ACC breaches still 'unacceptably high'

Almost a year after the Bronwyn Pullar scandal erupted, privacy breaches at the Accident Compensation Corporation remain "unacceptably high" chairwoman Paula Rebstock says.

Appearing before a parliamentary committee Ms Rebstock was questioned by Labour MP Phil Twyford on ACC's efforts to improve client privacy.

The corporation's reputation has suffered massive damage since Ms Pullar went public over ACC's blunder in sending her information about 6700 other clients in March last year.

Ms Rebstock told the committee today there was an average of 75 privacy breaches a month in the most recent quarter.

That incidence was "unacceptably high".

"Any breach is unacceptable", she said.

"I'm not satisfied with it." She believed the corporation had yet to find the right way to organise its staff to minimise the number of breaches and get the corporation's 80 million client records held on a more secure basis.

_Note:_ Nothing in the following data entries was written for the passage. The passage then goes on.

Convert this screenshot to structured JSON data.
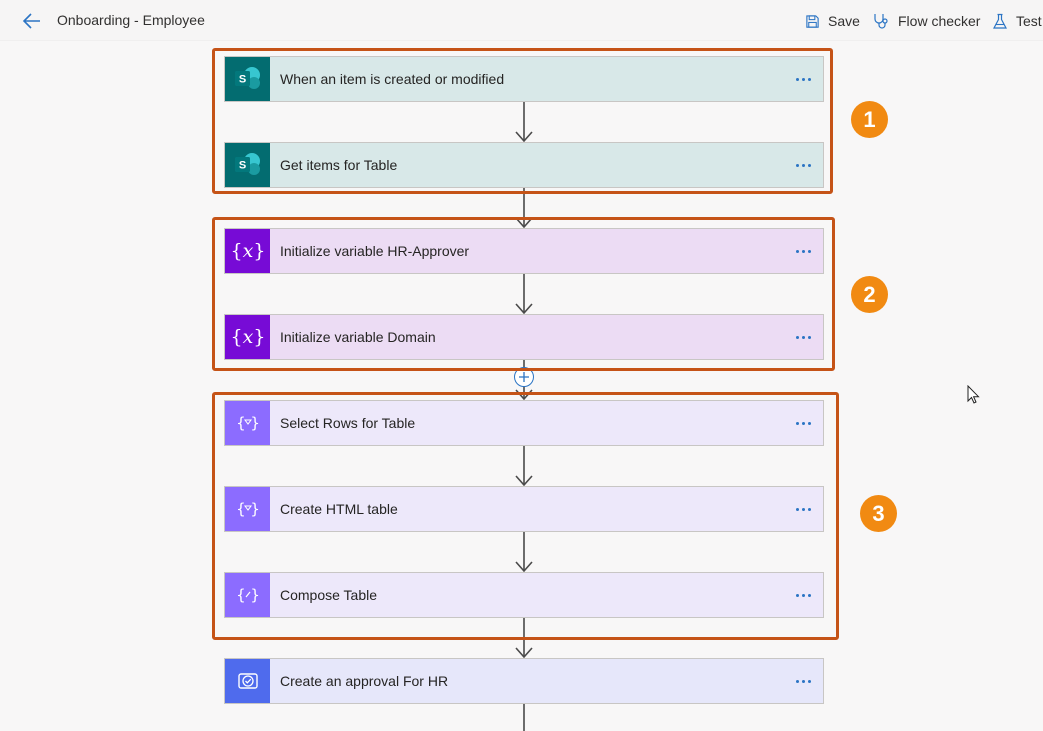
{
  "header": {
    "title": "Onboarding - Employee",
    "save_label": "Save",
    "flow_checker_label": "Flow checker",
    "test_label": "Test"
  },
  "steps": [
    {
      "label": "When an item is created or modified",
      "icon": "sharepoint-icon"
    },
    {
      "label": "Get items for Table",
      "icon": "sharepoint-icon"
    },
    {
      "label": "Initialize variable HR-Approver",
      "icon": "variable-icon"
    },
    {
      "label": "Initialize variable Domain",
      "icon": "variable-icon"
    },
    {
      "label": "Select Rows for Table",
      "icon": "data-operation-icon"
    },
    {
      "label": "Create HTML table",
      "icon": "data-operation-icon"
    },
    {
      "label": "Compose Table",
      "icon": "compose-icon"
    },
    {
      "label": "Create an approval For HR",
      "icon": "approval-icon"
    }
  ],
  "badges": [
    "1",
    "2",
    "3"
  ],
  "colors": {
    "sharepoint": "#036c70",
    "variable": "#770bd6",
    "data_operation": "#8c6cff",
    "approval": "#4f6bed",
    "group_border": "#c55317",
    "badge": "#f18a12",
    "accent": "#2b74c4"
  }
}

"We have invested a very considerable amount of money time and effort, our very best people to do these checks but they're still missing some of the things."

The number of breaches recorded included relatively minor incidents such as levy invoices sent to the wrong employer or even mistakes made by doctors not employed by the corporation over which it had no control.

However, it was "heartbreaking to think of it from the clients' perspective but also soul destroying for the staff trying desperately dealing with the breaches."

Ms Rebstock said the ACC's system was built for paper records and "until we can move into a digital world it's really hard to support our people to fully deal with those breaches".

However the privacy crisis at ACC was an opportunity to "re-engineer" the corporation's business processes "to put the customer at the centre of what we do".

Until that was done the privacy problem would not be fixed.

Ms Rebstock said she was impatient with progress to date, but the corporation was on track to meet the targets set after an independent privacy inquiry "systemic weaknesses within ACC's culture, systems and processes".